Don’t let the positive message underlying its story fool you; The Old Ways is as unforgiving as all other possession films we love. There are some terrifyingly grotesque depictions of the traditional exorcism ceremonies with all the bone-crunching, skin twisting, bloody visuals bound to satisfy your bloodlust. The intensity of these ceremonies, Alender’s direction, and the cinematography of Adam Lee all work together to create an ominous atmosphere that permeates every corner of the screen. The Old Ways seeps into your brain, building tension through sound and keeping you on edge by playing with darkness on the screen. Every patch of blackness in the room becomes a place of danger, and Lee and Alender use our expectations to increase our unease. It’s done so well that I found myself watching through my fingers more than once.
Its fresh take on the possession genre and anxiety-inducing use of tension create an experience that every possession fan is sure to enjoy, but the film suffers from erratic pacing. The Old Ways could be an intense, unrelenting experience, but its strongest scenes are separated by too-long slow moments that help to build some character but mostly end up creating peaks and valleys in the action, giving the viewer too much time to breathe and slowing the film down when it should be ramping up.

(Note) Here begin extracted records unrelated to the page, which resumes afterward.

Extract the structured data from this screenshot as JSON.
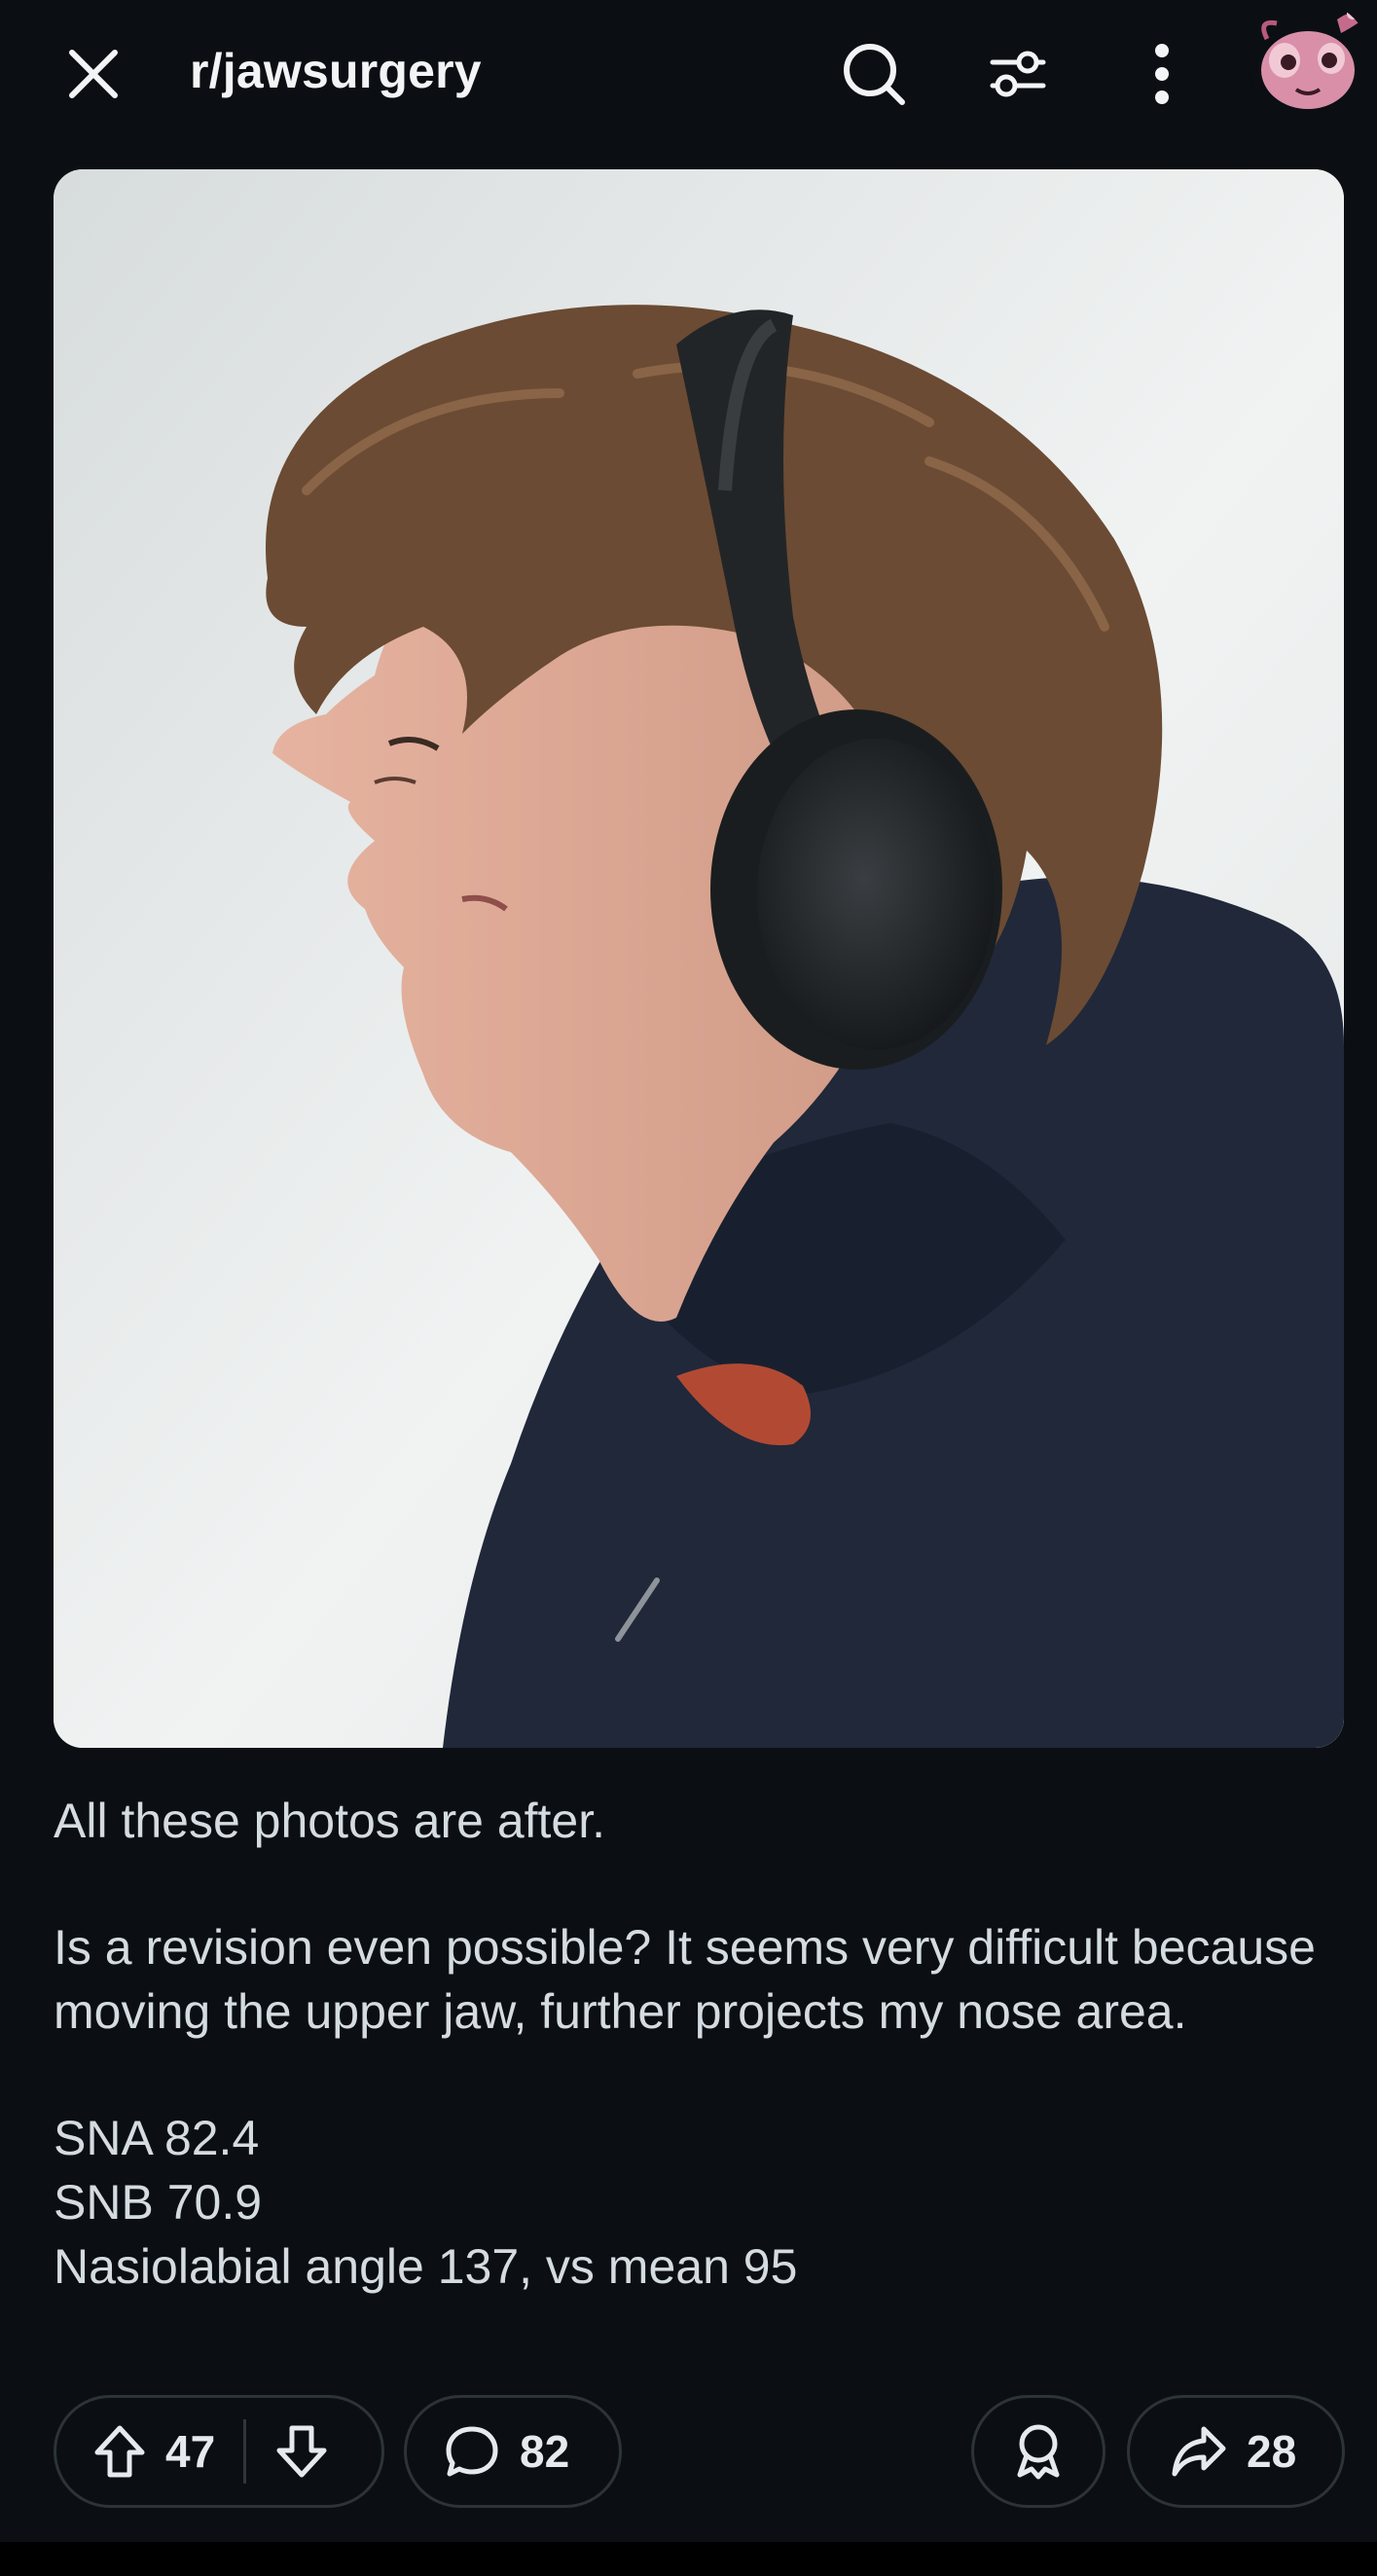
{
  "header": {
    "subreddit": "r/jawsurgery"
  },
  "post": {
    "image_alt": "Side profile photo of a man with brown hair wearing black over-ear headphones and a navy hoodie",
    "body": [
      "All these photos are after.",
      "Is a revision even possible? It seems very difficult because moving the upper jaw, further projects my nose area.",
      "SNA 82.4",
      "SNB 70.9",
      "Nasiolabial angle 137, vs mean 95"
    ]
  },
  "actions": {
    "upvotes": "47",
    "comments": "82",
    "shares": "28"
  },
  "colors": {
    "background": "#0b0f13",
    "text": "#d4dbe1",
    "pill_border": "#2c3339"
  }
}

There are also some story elements that pull the film down. The first is in Cristina’s character, who experiences several serious shifts over the course of the film. While some make sense, others seem unearned, like a sudden change in how she approaches the situation that seems to stem from absolutely nothing. There are also several unanswered questions about the demonic creature and the forms it takes that left me wondering exactly what it was Cristina and her exorcists were dealing with. As terrifying as it is, too little is known about the creature for it to seem like a real threat. These questions keep the story from feeling fully fleshed out, instead making the demon seem like an afterthought despite being a central piece of the story.
Even with uneven pacing and a few weak points in its story, The Old Ways is a fantastic and distinctive addition to the possession film genre every demon lover should give a chance. Plus, with any luck, it’ll inspire an even larger group of diverse possession films that make use of a variety of traditional belief systems to scare us shitless.